« A cause de l’inflation, 42% des français ont dû supprimer certains repas en avril 2023 », relève l’Institut Français d’Opinion Publique (IFOP) dans une étude réalisée pour l’organisation de lutte contre l’insécurité alimentaire, « la tablée des Chefs ». Ce constat va de pair avec la hausse du nombre de personnes éligibles aux aides alimentaires. Face à cet emballement de la précarité, certaines associations ont partagé leurs craintes de ne pas réussir à tenir la cadence. Mais qu’en est-il dans la région messine ?
« Si rien n’est fait, on a un risque de fermeture d’ici à trois ans ». Avec ces mots coup de poing livrés au journal de TF1 le 3 septembre dernier, le Président des Restos du Cœur, Patrice Douret, tirait la sonnette d’alarme vis-à-vis de la situation des organisations d’aide alimentaire. Il lève le voile sur une conjoncture toujours plus préoccupante où ces organisations se heurtent à une augmentation accrue des besoins, et doivent redoubler d’efforts pour y remédier. Décryptage de la situation avec les antennes messines du Secours Populaire, de la Croix-Rouge, et des Restos du Cœur de Woippy.
« Les dernières collectes alimentaires et financières ont été moins bonnes »
Les acteurs locaux décrivent un tableau complexe à plusieurs niveaux. « L’inflation est pour tout le monde, y compris sur les loyers et les charges. Elle pousse le nombre de bénéficiaires à la hausse et contraint les donateurs à revoir leurs dons. Les inscriptions ont augmenté de 20% en comparaison à 2022. On manque de denrées alimentaires. Maintenant il faut acheter alors qu’avant ce n’était pas le cas. », confie Céline Mériot, directrice du Secours Populaire de Moselle. « On a de moins en moins de produits, les dernières collectes financières et alimentaires ont été moins bonnes. C’est le cas ici, mais je pense que toutes les régions sont impactées », ajoute Hervé Kaiser, responsable de l’épicerie sociale de la Croix-Rouge messine, qui rejoint l’avis de Céline Mériot. « A un moment, on pensait solliciter les collectivités territoriales mais elles sont autant débordées que nous », déplore-t-il.
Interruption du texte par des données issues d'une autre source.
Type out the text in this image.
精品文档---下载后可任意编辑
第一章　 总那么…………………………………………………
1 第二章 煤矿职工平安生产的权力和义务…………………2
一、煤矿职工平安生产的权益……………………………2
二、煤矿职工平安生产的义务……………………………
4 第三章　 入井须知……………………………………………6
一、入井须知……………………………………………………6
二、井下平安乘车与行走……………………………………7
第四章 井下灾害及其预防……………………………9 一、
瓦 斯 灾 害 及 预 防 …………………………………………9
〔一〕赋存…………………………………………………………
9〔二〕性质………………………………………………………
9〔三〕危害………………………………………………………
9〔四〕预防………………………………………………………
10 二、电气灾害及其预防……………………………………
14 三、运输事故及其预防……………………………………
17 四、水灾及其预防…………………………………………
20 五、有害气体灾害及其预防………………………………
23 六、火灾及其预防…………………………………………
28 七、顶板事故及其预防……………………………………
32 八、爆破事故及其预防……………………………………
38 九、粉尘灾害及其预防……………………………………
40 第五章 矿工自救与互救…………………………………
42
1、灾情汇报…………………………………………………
Même constat chez les Restos du Cœur. En Moselle, les inscriptions pour la campagne d’été 2023 de l’antenne de Woippy sont déjà 12% supérieures à celles de l’année précédente bien qu’elle ne s’achève que dans deux mois.
Continuer à partager ou restreindre les accès ? Un dure équilibre à trouver
Face aux difficultés, le Secours Populaire souhaite poursuivre le partage des denrées alimentaires avec tous les bénéficiaires, même si ce choix implique la réduction de la quantité distribuée.
A la Croix-Rouge, la distribution est limitée en fonction des articles disponibles et de la composition du foyer. Un règlement qui correspond à environ 10% du prix « classique » est demandé pour chaque panier. « On estime que cela permet de responsabiliser les bénéficiaires dans leurs achats. En revanche, on met un point d’honneur à ce qu’ils puissent choisir les produits qu’ils souhaitent ou non consommer », avance Hervé Kaiser. Les visites à l’épicerie se font sur rendez-vous. Chaque personne est accompagnée dans ses achats par un.e bénévole qui profite également du moment pour sensibiliser à la conservation des aliments lorsque cela est nécessaire.
Les Restos du Cœur ont quant à eux décidé de restreindre l’accessibilité aux repas pour la campagne de cet hiver. « C’est une décision difficile à prendre, mais les aides non alimentaires ainsi que le bus des Restos, qui se déplacera dans la ville cet hiver, resteront accessible à tous », réagit Thierry Jossic, vice-président des Restos de Moselle Ouest.
La municipalité ou des groupes privés, eux, mettent des locaux à la disposition des associations, des aides essentielles à leur fonctionnement.
Les mots forts de Patrice Douret ont également déclenché de nombreux dons d’entreprises et de particuliers à destination des Restos du Cœur. Des dons certes impactant, mais qui ne doivent pas faire oublier cette situation dont l’urgence est à son paroxysme. Ces difficultés ne peuvent être solutionnées que par des mesures plus profondes.
« Ces aides peuvent combler le déficit actuel. Mais sur le long terme, il va rester les campagnes suivantes donc si la situation ne bouge pas, il va falloir continuer l’effort au moins les trois prochaines années », conclut Thierry Jossic.